Alex and I are taking tiny first steps. We try to refuse most of the packaging people offer with the things we buy. We have done that before, when it came to the obligatory plastic bag or some eye-catchingly unnecessary packaging, but now we try to be more consequent about it. There’s a long way to go, until we will eventually take our own glass jars to the butcher or fish-monger as Bea Johnson does (we can’t imagine doing that just yet). For now, we have made a deal with ‘our’ spice-lady on the farmer’s market. A few days ago, we bought the last two disposable plastic bags of spices. From now on, she will happily refill our metal spice jars (which I fashioned in the style of delicious days). We buy vegetables at the farmer’s market anyway, and if we buy them at the supermarket, we buy strictly unpackaged. Dairy comes in returnable glassware as far as possible, and we drink tab water anyway. So what about the leftovers of my leftover fricassee? Well, I will (r)ecycle the plastic cup and cardboard wrapping, (r)euse the plastic bottle as a container for I-don’t-know-yet, forward the aluminum foil to someone else’s responsibility (and not fool myself into thinking it will simply disappear from the face of the earth, which it won’t until 50 years from now) and from there? It’s ‘just’ a matter of (r)efusing to buy or accept them in the future. Easy? We’ll see.
‘Bestover’ Turkey Fricassee
this recipe doesn’t have exact amounts – rather, it’s ‘some’ of this and ‘a little bit’ of that. The whole point of a bestower fricassee is that you can use up whatever you have left over, so there can of course be endless variations to this. You have mushrooms? Asparagus? Fine. You have no turkey but salmon? Why not. Maybe add a spoonful of mustard to that. Get creative and rely on your intuition and taste.
Active time: 20ish minutes
Ingredients (serves two)
some turkey stock, chicken stock, or any stock (I used about 300 ml)

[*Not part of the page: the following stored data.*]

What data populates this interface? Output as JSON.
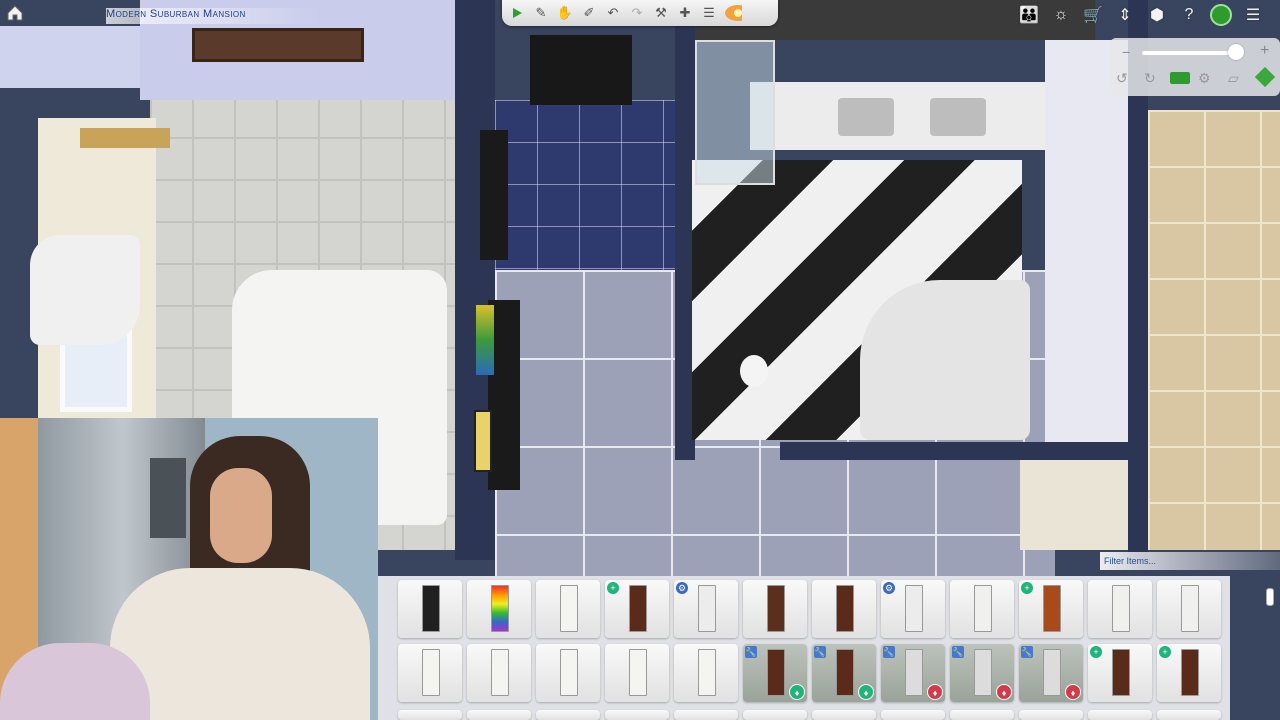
{
  "lot": {
    "title": "Modern Suburban Mansion"
  },
  "toolbar": {
    "icons": [
      "play-icon",
      "eyedropper-icon",
      "hand-icon",
      "design-tool-icon",
      "undo-icon",
      "redo-icon",
      "sledgehammer-icon",
      "move-icon",
      "stack-icon",
      "sunset-icon"
    ]
  },
  "right_tools": {
    "icons": [
      "household-icon",
      "lightbulb-icon",
      "cart-icon",
      "floor-toggle-icon",
      "camera-box-icon",
      "help-icon",
      "build-mode-icon",
      "menu-icon"
    ]
  },
  "catalog": {
    "filter_placeholder": "Filter Items...",
    "rows": [
      [
        {
          "door": "#202020"
        },
        {
          "door": "rainbow"
        },
        {
          "door": "#f4f4f0"
        },
        {
          "door": "#5a2a1a",
          "badge": "new"
        },
        {
          "door": "#ececec",
          "badge": "pack"
        },
        {
          "door": "#5c2e1c"
        },
        {
          "door": "#5a2a1a"
        },
        {
          "door": "#ececec",
          "badge": "pack"
        },
        {
          "door": "#f0f0ee"
        },
        {
          "door": "#a84a1a",
          "badge": "new"
        },
        {
          "door": "#f0f0ee"
        },
        {
          "door": "#f0f0ee"
        }
      ],
      [
        {
          "door": "#f4f4f0"
        },
        {
          "door": "#f4f4f0"
        },
        {
          "door": "#f4f4f0"
        },
        {
          "door": "#f4f4f0"
        },
        {
          "door": "#f4f4f0"
        },
        {
          "door": "#5a2a1a",
          "wrench": true,
          "bl": "green"
        },
        {
          "door": "#5a2a1a",
          "wrench": true,
          "bl": "green"
        },
        {
          "door": "#dcdcdc",
          "wrench": true,
          "bl": "red"
        },
        {
          "door": "#dcdcdc",
          "wrench": true,
          "bl": "red"
        },
        {
          "door": "#dcdcdc",
          "wrench": true,
          "bl": "red"
        },
        {
          "door": "#5a2a1a",
          "badge": "teal"
        },
        {
          "door": "#5a2a1a",
          "badge": "teal"
        }
      ]
    ]
  },
  "colors": {
    "accent": "#2d9c2d",
    "title": "#1e3f8f",
    "badge_green": "#1fb47a",
    "badge_red": "#d43a4a"
  }
}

some leftover roasted turkey breast (I used about 300 g)
some frozen peas (I used a teacup full)
a little leeks (I used a 7 cm leftover piece)
some leftover fennel greens (I used the greens of two fennel bulbs)
a little cream (I used about 40 ml)
a little sour cream, with chives or without (I used about 100 g)
some lemon juice
butter (I used 1 tablespoonful)
flour (I used a scant tablespoonful)
salt, black pepper, cayenne pepper
1 To make tha sauce, melt a spoonful of butter in a smallish pan or pot and add about half the amount of flour to it. Make a roux by stirring the flour and butter together and let is fry a bit until it gets a nutty aroma. Then add the cold (!) turkey broth all at once and stir vigorously to avoid lumping. Let it bubble up and away for around 5 minutes, then add the frozen peas and the leeks in rings. Cook for another 10 minutes, then add the cream and sour cream, plus a little more stock if the sauce is too thick for your taste. Cooking the sauce for some time is necessary to get rid of the flour taste (that keeps so many people from making béchamel sauce bases). Cube the turkey breast and submerge it in the sauce, turn off the heat and let the meat heat through. Season with lemon juice, salt, pepper, and cayenne pepper to your taste. Finally, stir in a generous amount of roughly chopped fennel greens and serve right away.